If we measure the distance between each finger tip and the palm of the hand, as well as the relative angle of the palm's normal to the camera's viewport (or the user's head, if tracked), we can classify a large number of distinct gestures.


(The red dots are the nodes, the green arrow is the normal of the palm - a vector pointing away from the palm directly).

If you point your index finger, you will notice that the distance between the tip of your extended finger and your palm is much greater than that of any other digit and your palm. This is true regardless of which finger is extended, though the precise ratio can change - normally, the palm-distance between the extended digit will be more than 1.5x times that of the other digits.

To detect a handshake, for example, we must also check the distance between the fingers and the head, to make sure that all digits are more distant than the palm (i.e. the hand is being held straight). Furthermore, we need to check the angle of the palm against the angle of the head, and make sure that the palm is pointing inwards. For example, the palm of a right hand points toward the head's left when held out for a handshake.

We can combine the two methods as well, to detect the specific orientation of a pointed finger - classifying whether the user is pointing up or down, or what direction their palm is facing as they point (which is useful for detecting some of the less polite, but still distinctive gestures).
Once you begin to identify gestures in terms of these sorts of relationships, classifying them (and creating functions to check for them) becomes quite manageable - and it doesn't rely on anything device specific. As long as your hand tracking method can tell you the positions of the fingertips, and the position and rotation of the palm, you can apply this method of gesture recognition.

The crudeness of this method also does it something of a favour - these checks can be performed very quickly and the system can be expanded or reduced as necessary, making it fairly optimizable.

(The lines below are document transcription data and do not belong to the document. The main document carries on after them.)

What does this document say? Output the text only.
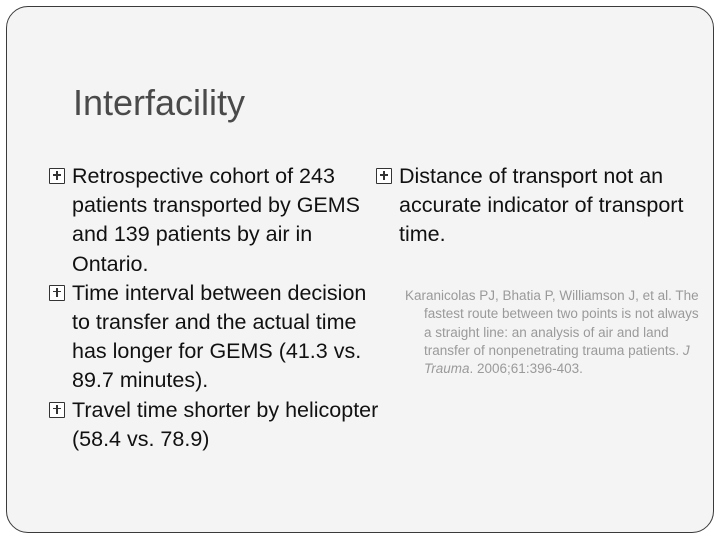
Interfacility
Retrospective cohort of 243 patients transported by GEMS and 139 patients by air in Ontario.
Time interval between decision to transfer and the actual time has longer for GEMS (41.3 vs. 89.7 minutes).
Travel time shorter by helicopter (58.4 vs. 78.9)
Distance of transport not an accurate indicator of transport time.

Karanicolas PJ, Bhatia P, Williamson J, et al. The fastest route between two points is not always a straight line: an analysis of air and land transfer of nonpenetrating trauma patients. J Trauma. 2006;61:396-403.
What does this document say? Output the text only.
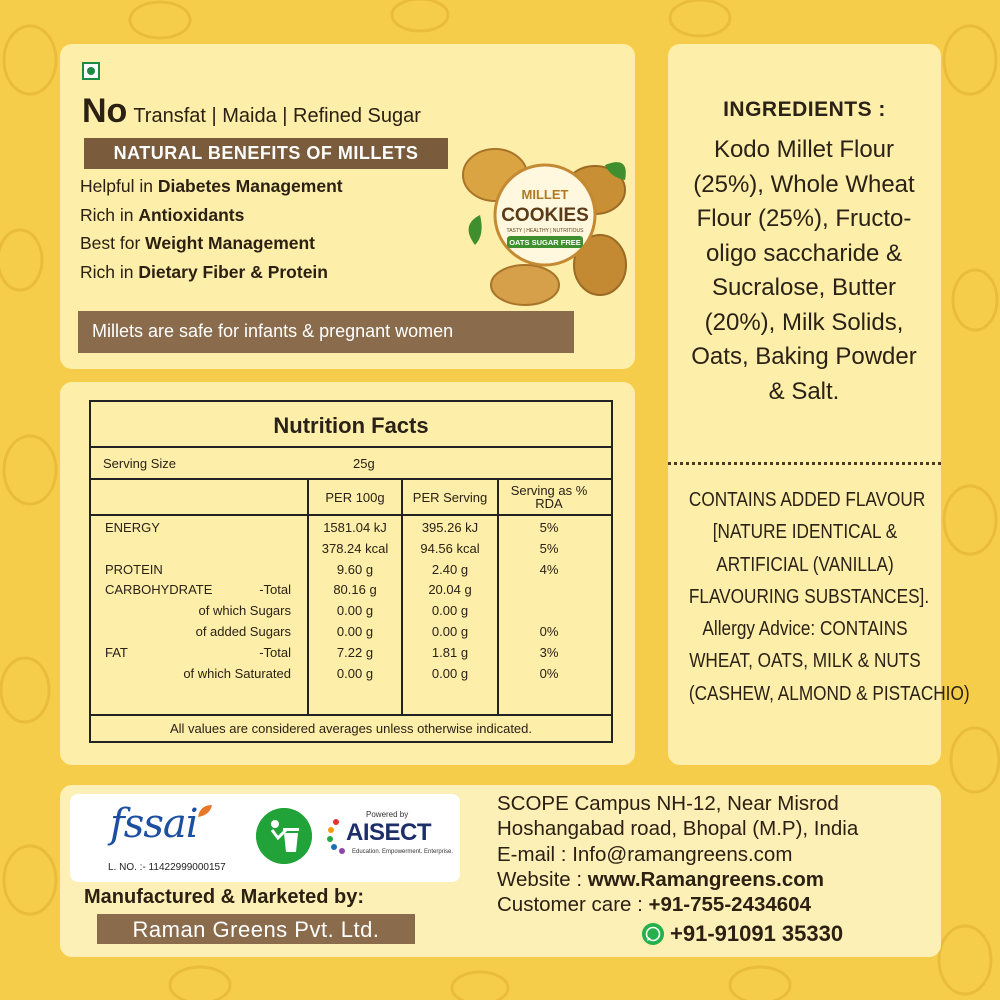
No Transfat | Maida | Refined Sugar
NATURAL BENEFITS OF MILLETS
Helpful in Diabetes Management
Rich in Antioxidants
Best for Weight Management
Rich in Dietary Fiber & Protein
Millets are safe for infants & pregnant women
MILLET
COOKIES
TASTY | HEALTHY | NUTRITIOUS
OATS SUGAR FREE
Nutrition Facts
Serving Size	25g
PER 100g	PER Serving	Serving as %
RDA
ENERGY	1581.04 kJ	395.26 kJ	5%
378.24 kcal	94.56 kcal	5%
PROTEIN	9.60 g	2.40 g	4%
CARBOHYDRATE	-Total	80.16 g	20.04 g
of which Sugars	0.00 g	0.00 g
of added Sugars	0.00 g	0.00 g	0%
FAT	-Total	7.22 g	1.81 g	3%
of which Saturated	0.00 g	0.00 g	0%
All values are considered averages unless otherwise indicated.
INGREDIENTS :
Kodo Millet Flour (25%), Whole Wheat Flour (25%), Fructo-oligo saccharide & Sucralose, Butter (20%), Milk Solids, Oats, Baking Powder & Salt.
CONTAINS ADDED FLAVOUR
[NATURE IDENTICAL &
ARTIFICIAL (VANILLA)
FLAVOURING SUBSTANCES].
Allergy Advice: CONTAINS
WHEAT, OATS, MILK & NUTS
(CASHEW, ALMOND & PISTACHIO)
fssai
L. NO. :- 11422999000157
Powered by
AISECT
Education. Empowerment. Enterprise.
Manufactured & Marketed by:
Raman Greens Pvt. Ltd.
SCOPE Campus NH-12, Near Misrod
Hoshangabad road, Bhopal (M.P), India
E-mail : Info@ramangreens.com
Website : www.Ramangreens.com
Customer care : +91-755-2434604
+91-91091 35330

As mentioned above, taking it even further we can introduce context with other gestures. In the below example, different parameters of the flock of green blobs are affected by different gesture configurations - an open, upward-facing left palm combined with a pointed right index finger opens the settings for the follow speed of the flock. By contrast, two inward-facing open palms manipulates flock cohesion, and two extended index fingers allow control of each blob's avoidance radius.



And of course we can introduce gesture order as a requirement for accessing certain functionality. For example, we can require the user to make a finger gun, then lower the hammer to fire it:



Anyway, that's an overview of how the system works. I will be releasing it on the Asset Store once I've had a chance to do some more testing.